Gestern erst verkündetet der angeschlagene Industrie- und Stahlkonzern Thyssenkrupp mit Bernhard Osburg die Ernennung eines neuen Chefs für die Stahlsparte Thyssenkrupp Steel Europe zum Monatsende,heute bereits zeigt sich, vor was für einer Mammutaufgabe er steht. Denn Thyssenkrupp hat heute Zahlen für das erste Quartal des laufenden Geschäftsjahres 2019/2020 vorgelegt und rutscht immer tiefer in die roten Zahlen ab. Wobei besonders die Stahlsparte weiter extrem schwach peformed.
Quartalsverlust im dreistelligen Millionen-Bereich
Auf Konzernebene rutschte der Nettofehlbetrag auf 372 Millionen Euro ab, nachdem im vergleichbaren Vorjahresquartal tatsächlich noch ein Gewinn von 60 Mio. Euro erzielt werden konnte. Geschuldet ist die Entwicklung nach Konzernangaben vor allem der laufenden Umstrukturierung im Konzern (die gefühlt inzwischen schon Jahrzehnte dauert), höheren Zinsaufwendungen für den immensen Schuldenberg von inzwischen rund 7 Mrd. Euro Nettofinanzschulden sowie Aufwendungen für den geplanten Verkauf des Aufzugsgeschäfts.

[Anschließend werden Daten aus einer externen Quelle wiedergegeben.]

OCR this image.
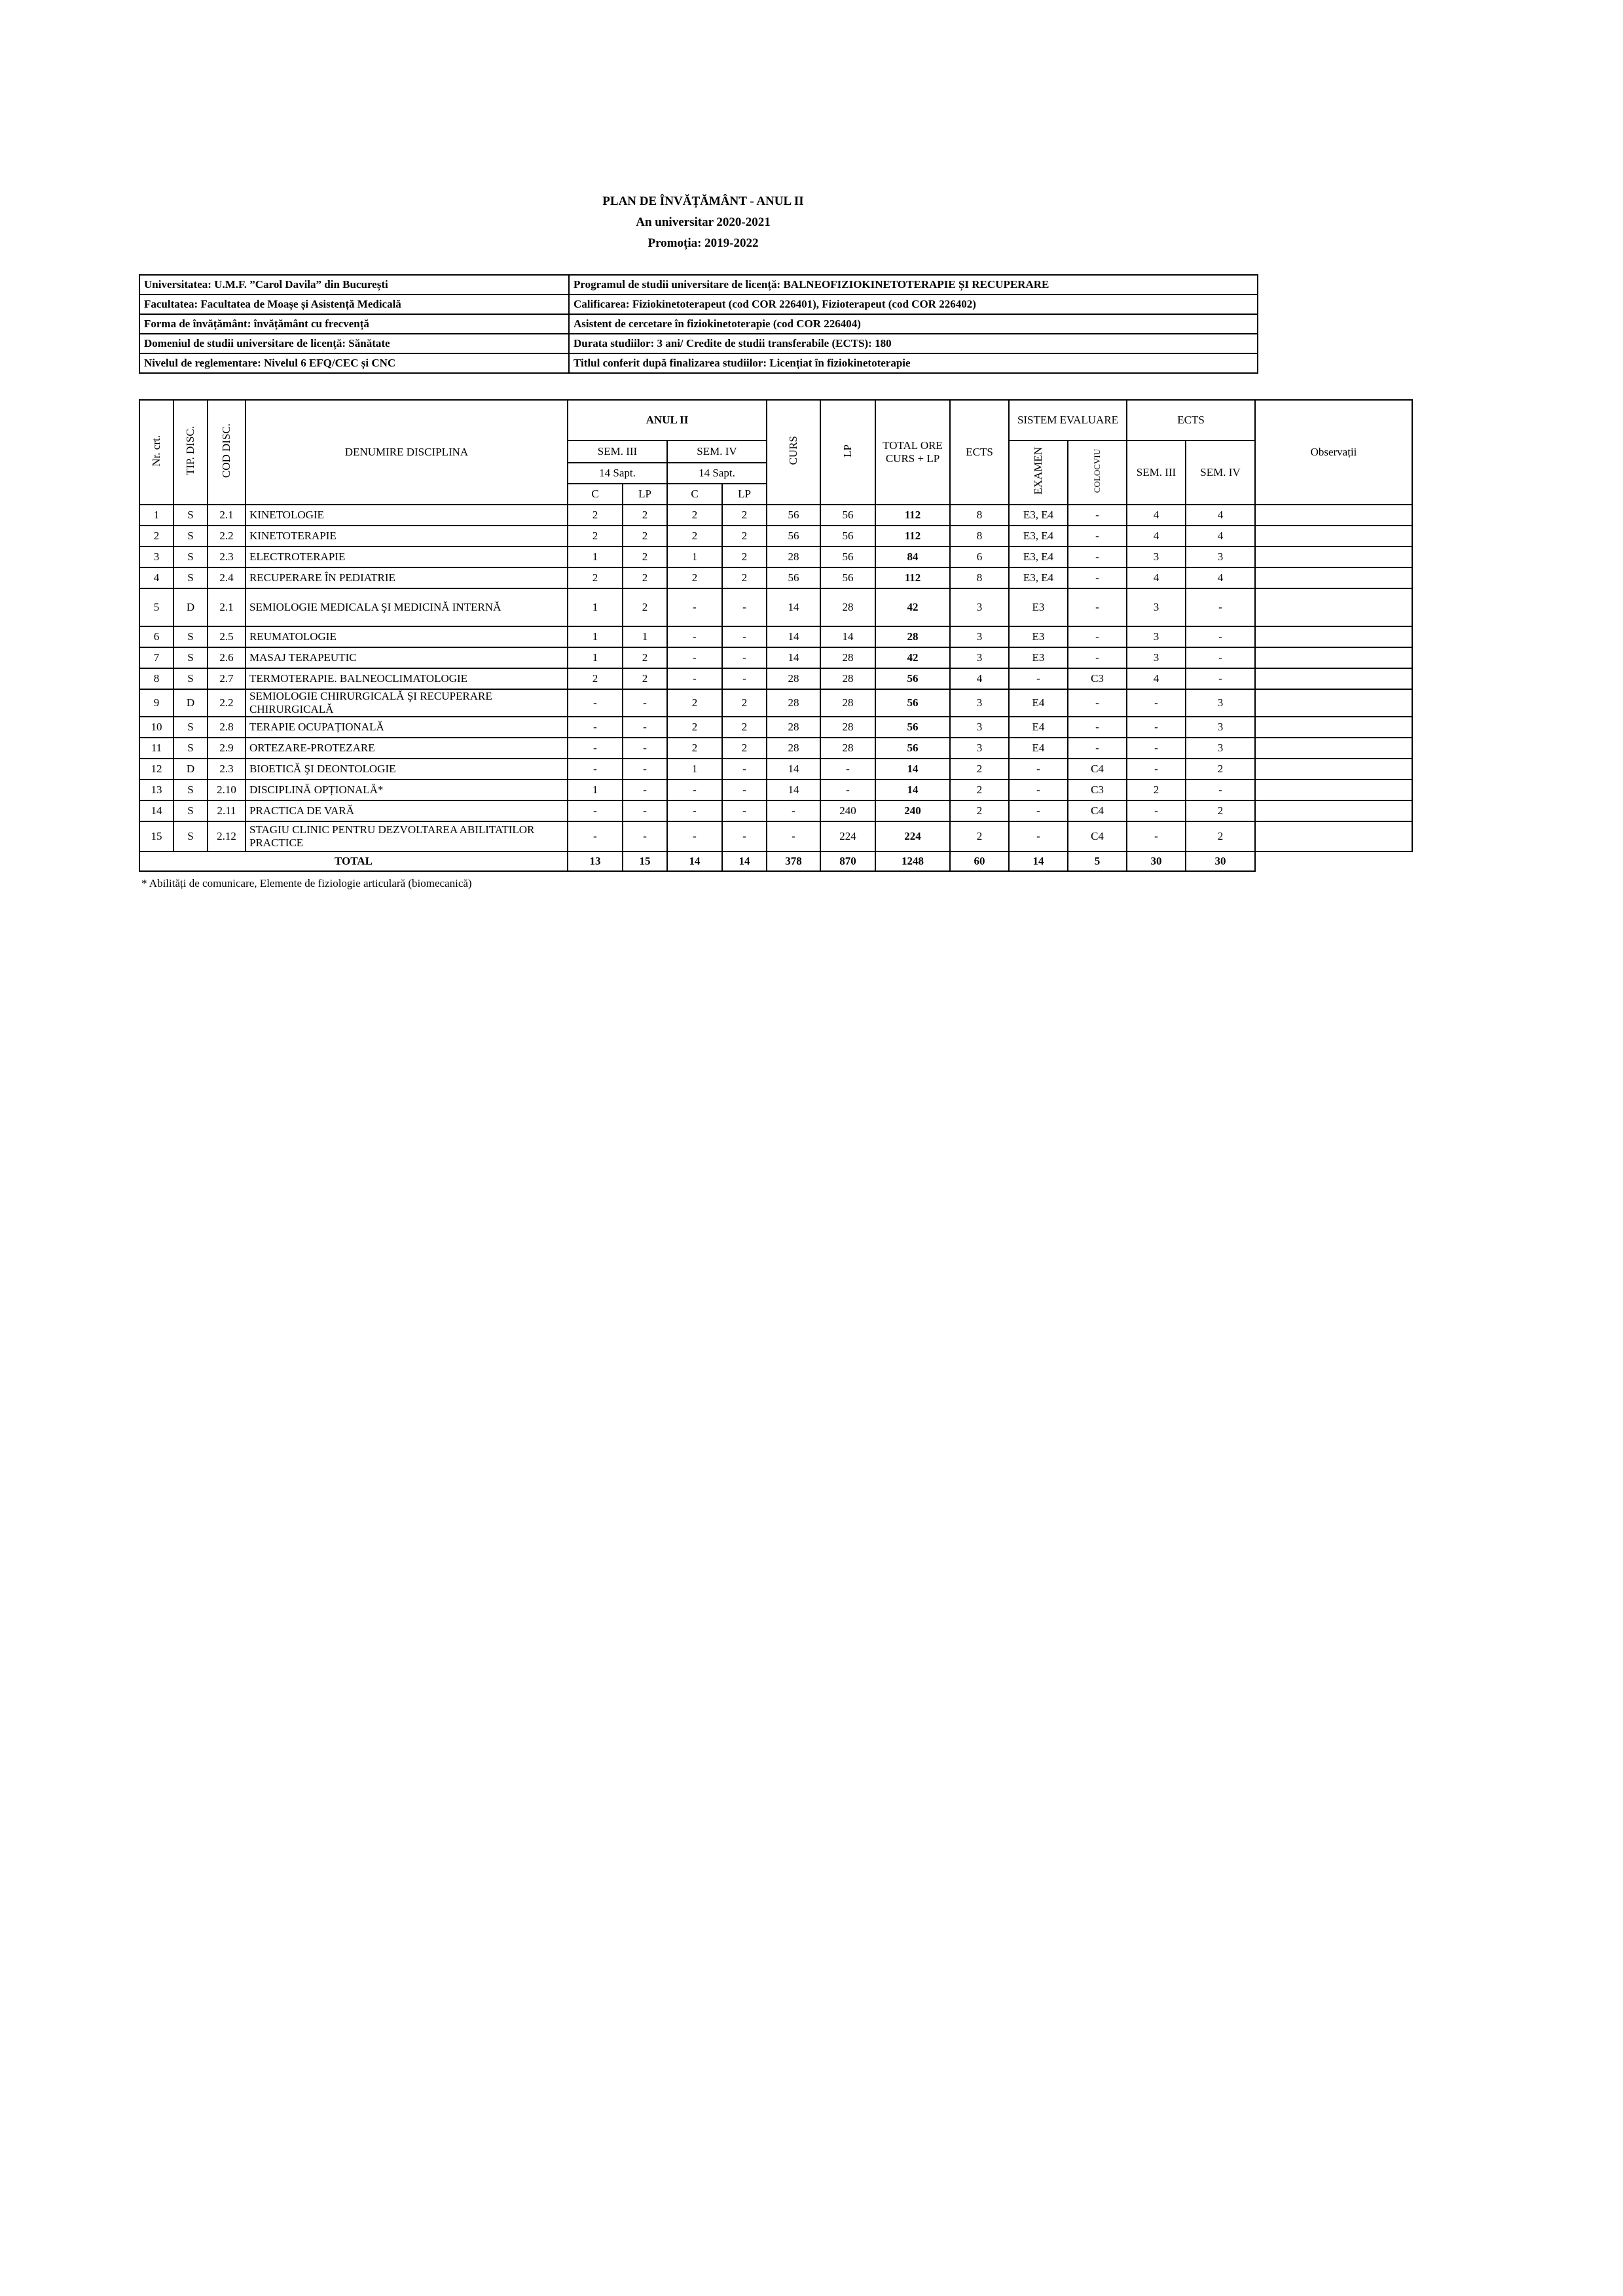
PLAN DE ÎNVĂȚĂMÂNT - ANUL II
An universitar 2020-2021
Promoția: 2019-2022
Universitatea: U.M.F. ”Carol Davila” din București	Programul de studii universitare de licență: BALNEOFIZIOKINETOTERAPIE ȘI RECUPERARE
Facultatea: Facultatea de Moașe și Asistență Medicală	Calificarea: Fiziokinetoterapeut (cod COR 226401), Fizioterapeut (cod COR 226402)
Forma de învățământ: învățământ cu frecvență	Asistent de cercetare în fiziokinetoterapie (cod COR 226404)
Domeniul de studii universitare de licență: Sănătate	Durata studiilor: 3 ani/ Credite de studii transferabile (ECTS): 180
Nivelul de reglementare: Nivelul 6 EFQ/CEC și CNC	Titlul conferit după finalizarea studiilor: Licențiat în fiziokinetoterapie
Nr. crt.	TIP. DISC.	COD DISC.	DENUMIRE DISCIPLINA	ANUL II				CURS	LP	TOTAL ORE CURS + LP	ECTS	SISTEM EVALUARE		ECTS		Observații
				SEM. III		SEM. IV						EXAMEN	COLOCVIU	SEM. III	SEM. IV	
				14 Sapt.		14 Sapt.										
				C	LP	C	LP									
1	S	2.1	KINETOLOGIE	2	2	2	2	56	56	112	8	E3, E4	-	4	4	
2	S	2.2	KINETOTERAPIE	2	2	2	2	56	56	112	8	E3, E4	-	4	4	
3	S	2.3	ELECTROTERAPIE	1	2	1	2	28	56	84	6	E3, E4	-	3	3	
4	S	2.4	RECUPERARE ÎN PEDIATRIE	2	2	2	2	56	56	112	8	E3, E4	-	4	4	
5	D	2.1	SEMIOLOGIE MEDICALA ŞI MEDICINĂ INTERNĂ	1	2	-	-	14	28	42	3	E3	-	3	-	
6	S	2.5	REUMATOLOGIE	1	1	-	-	14	14	28	3	E3	-	3	-	
7	S	2.6	MASAJ TERAPEUTIC	1	2	-	-	14	28	42	3	E3	-	3	-	
8	S	2.7	TERMOTERAPIE. BALNEOCLIMATOLOGIE	2	2	-	-	28	28	56	4	-	C3	4	-	
9	D	2.2	SEMIOLOGIE CHIRURGICALĂ ŞI RECUPERARE CHIRURGICALĂ	-	-	2	2	28	28	56	3	E4	-	-	3	
10	S	2.8	TERAPIE OCUPAȚIONALĂ	-	-	2	2	28	28	56	3	E4	-	-	3	
11	S	2.9	ORTEZARE-PROTEZARE	-	-	2	2	28	28	56	3	E4	-	-	3	
12	D	2.3	BIOETICĂ ŞI DEONTOLOGIE	-	-	1	-	14	-	14	2	-	C4	-	2	
13	S	2.10	DISCIPLINĂ OPȚIONALĂ*	1	-	-	-	14	-	14	2	-	C3	2	-	
14	S	2.11	PRACTICA DE VARĂ	-	-	-	-	-	240	240	2	-	C4	-	2	
15	S	2.12	STAGIU CLINIC PENTRU DEZVOLTAREA ABILITATILOR PRACTICE	-	-	-	-	-	224	224	2	-	C4	-	2	
TOTAL				13	15	14	14	378	870	1248	60	14	5	30	30	
* Abilități de comunicare, Elemente de fiziologie articulară (biomecanică)
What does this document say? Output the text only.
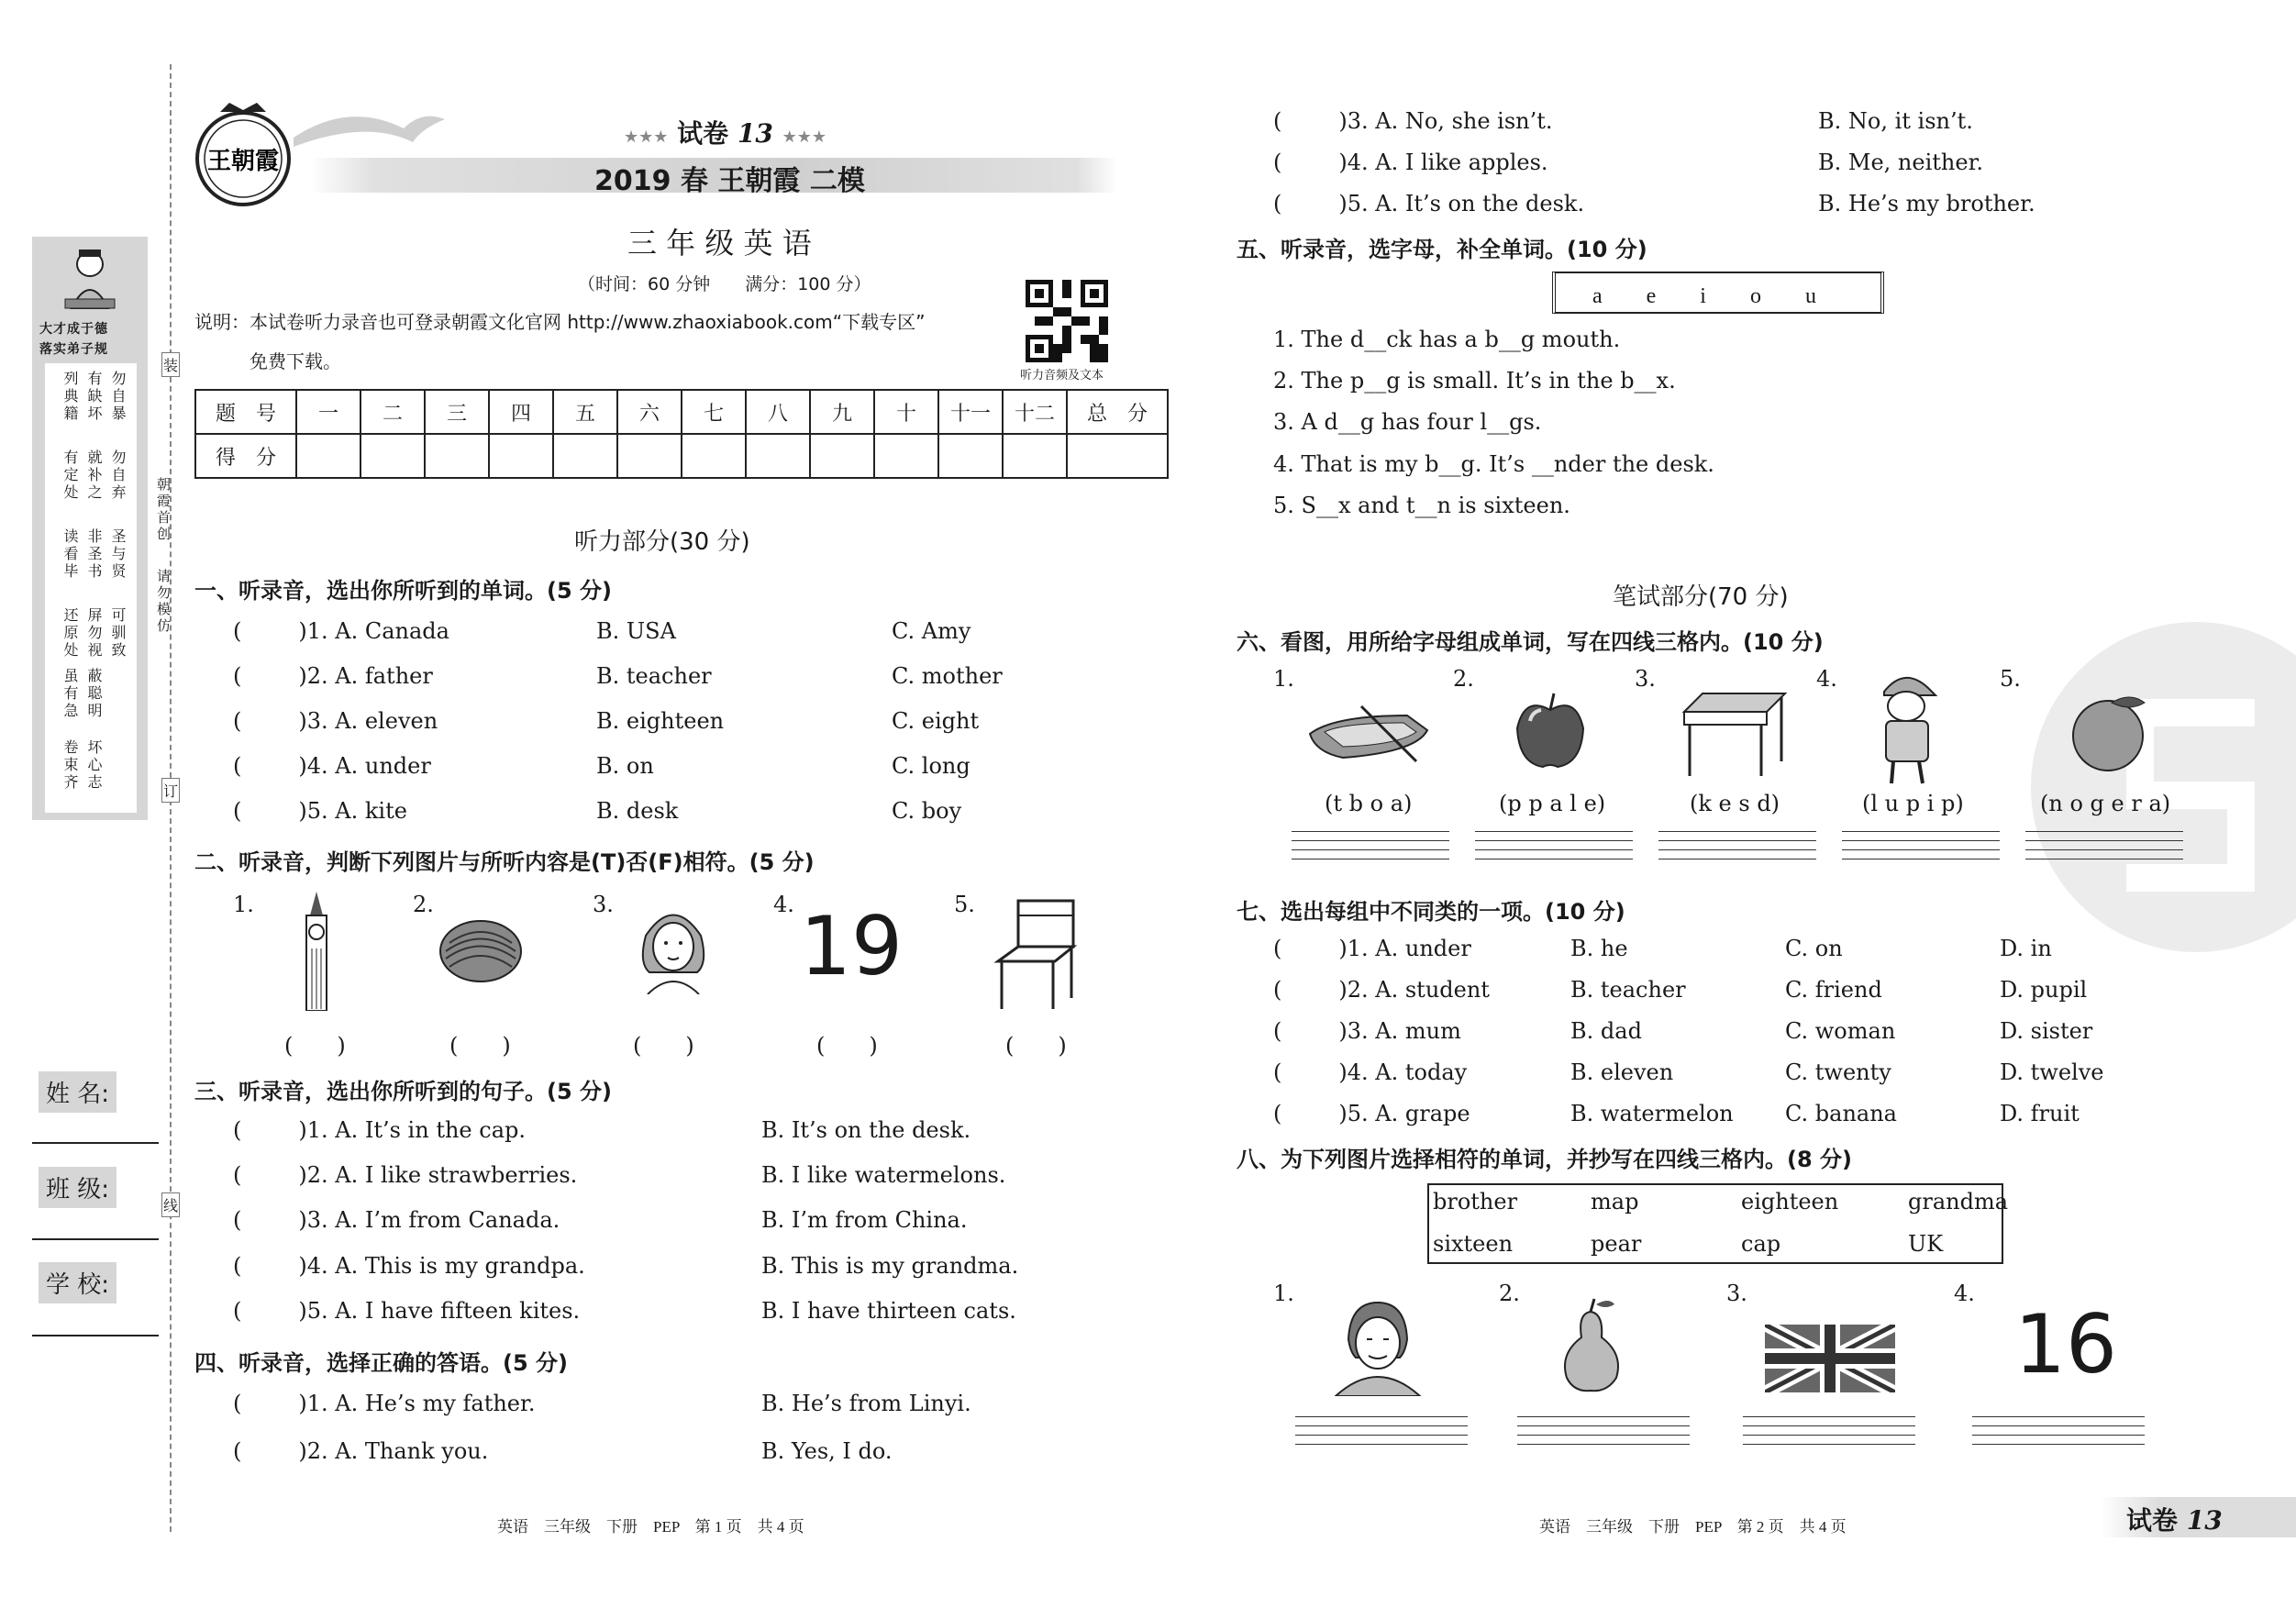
大才成于德
落实弟子规
勿自暴
有缺坏
列典籍
勿自弃
就补之
有定处
圣与贤
非圣书
读看毕
可驯致
屏勿视
还原处
蔽聪明
虽有急
坏心志
卷束齐
朝霞首创
请勿模仿
装
订
线
姓 名:
班 级:
学 校:
王朝霞
★★★ 试卷 13 ★★★
2019 春 王朝霞 二模
三 年 级 英 语
（时间：60 分钟　　满分：100 分）
说明：本试卷听力录音也可登录朝霞文化官网 http://www.zhaoxiabook.com“下载专区”
免费下载。
听力音频及文本
题　号	一	二	三	四	五	六	七	八	九	十	十一	十二	总　分
得　分													
听力部分(30 分)
一、听录音，选出你所听到的单词。(5 分)
(	)1. A. Canada	B. USA	C. Amy
(	)2. A. father	B. teacher	C. mother
(	)3. A. eleven	B. eighteen	C. eight
(	)4. A. under	B. on	C. long
(	)5. A. kite	B. desk	C. boy
二、听录音，判断下列图片与所听内容是(T)否(F)相符。(5 分)
1.	2.	3.	4.	5.
19
(　　)	(　　)	(　　)	(　　)	(　　)
三、听录音，选出你所听到的句子。(5 分)
(	)1. A. It’s in the cap.	B. It’s on the desk.
(	)2. A. I like strawberries.	B. I like watermelons.
(	)3. A. I’m from Canada.	B. I’m from China.
(	)4. A. This is my grandpa.	B. This is my grandma.
(	)5. A. I have fifteen kites.	B. I have thirteen cats.
四、听录音，选择正确的答语。(5 分)
(	)1. A. He’s my father.	B. He’s from Linyi.
(	)2. A. Thank you.	B. Yes, I do.
英语　三年级　下册　PEP　第 1 页　共 4 页
(	)3. A. No, she isn’t.	B. No, it isn’t.
(	)4. A. I like apples.	B. Me, neither.
(	)5. A. It’s on the desk.	B. He’s my brother.
五、听录音，选字母，补全单词。(10 分)
a　　e　　i　　o　　u
1. The d__ck has a b__g mouth.
2. The p__g is small. It’s in the b__x.
3. A d__g has four l__gs.
4. That is my b__g. It’s __nder the desk.
5. S__x and t__n is sixteen.
笔试部分(70 分)
六、看图，用所给字母组成单词，写在四线三格内。(10 分)
1.	2.	3.	4.	5.
(t b o a)	(p p a l e)	(k e s d)	(l u p i p)	(n o g e r a)
七、选出每组中不同类的一项。(10 分)
(	)1. A. under	B. he	C. on	D. in
(	)2. A. student	B. teacher	C. friend	D. pupil
(	)3. A. mum	B. dad	C. woman	D. sister
(	)4. A. today	B. eleven	C. twenty	D. twelve
(	)5. A. grape	B. watermelon C. banana	D. fruit
八、为下列图片选择相符的单词，并抄写在四线三格内。(8 分)
brother	map	eighteen	grandma
sixteen	pear	cap	UK
1.	2.	3.	4.
16
英语　三年级　下册　PEP　第 2 页　共 4 页	试卷 13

Kaum ein Analyst hat mit einem derartigen Schuldenberg für das abgeschlossene Quartal gerechnet.
Auch die Entwicklung des vor Zinsen und Steuern erzielten – und bereits um Sondereffekte bereinigten – Gewinns (EBIT) fällt wenig berauschend aus. Im Vorjahr lag das Quartals-EBIT noch bei 217 Mio. Euro und schrumpfte jetzt auf nur noch 50 Mio. Euro. Alleine die Stahlsparte trug mit einem kräftigen Fehlbetrag von 164 Mio. Euro zum kräftigen Rückgang bei. Glücklicherweise gibt es ja „noch“ das Aufzugsgeschäft, das einen Ergebnisbeitrag von 228 Mio. Euro zum EBIT lieferte. Man darf sich schon auf zukünftige Quartalszahlen „freuen“, sollte das Aufzugsgeschäft – wie geplant – dann verkauft sein und sich Thyssenkrupp nur noch auf das Stahlgeschäft konzentrieren.
Da scheinen grad zukunftsweisende Entscheidungen im Management getroffen zu werden: Weg mit dem, was läuft, Konzentration auf die krassen Verlustbringer.
Zumindest beim Umsatz ein kleiner Hoffnungsschimmer, der immerhin um ein Prozent auf 9,7 Mrd. Euro gesteigert werden konnte. Aber was nützt der größte Umsatz, wenn mit jedem Umsatz-Euro auch der Verlust steigt. Vermutlich wird als Kennzahl die Umsatz-Marge kurzfristig mal ausgeblendet. Früher bei den Wachstumswerten am Neuen Markt hatte das mal eine Zeit lang funktioniert…
Erwartungsgemäß unzufrieden zeigt sich auch die neue Chefin von Thyssenkrupp, Frau Martina Merz. Ist aber gleichzeitig der Meinung, mit der geplanten Strategie hin zur Konzentration auf die offensichtlich schwache Stahlsparte und dem Verkauf des größten Ergebnislieferanten Aufzugssparte auf dem richtigen Weg zu sein.
Thyssenkrupp-Aktie verliert weiter
Die Aktionäre von Thyssenkrupp sehen das offenbar ganz anders. Der frühere DAX- und aktuelle MDAX-Wert verliert heute zum Handelsstart 1,3 Prozent auf 10,98 Euro. Auf Sicht von 12 Monaten summieren sich die Kursverluste damit auf 22 Prozent, innerhalb der letzten fünf Jahre auf inzwischen mehr als 50! Prozent. Und seit den Höchstkursen aus dem Jahr 2008 bei knapp 47 Euro haben sich die Aktien sogar um mehr als 75 Prozent verbilligt.
Ein klareres Votum, was die Anleger von den Entscheidungen des regelmäßig wechselnden Managements von Thyssenkrupp halten, kann es kaum geben.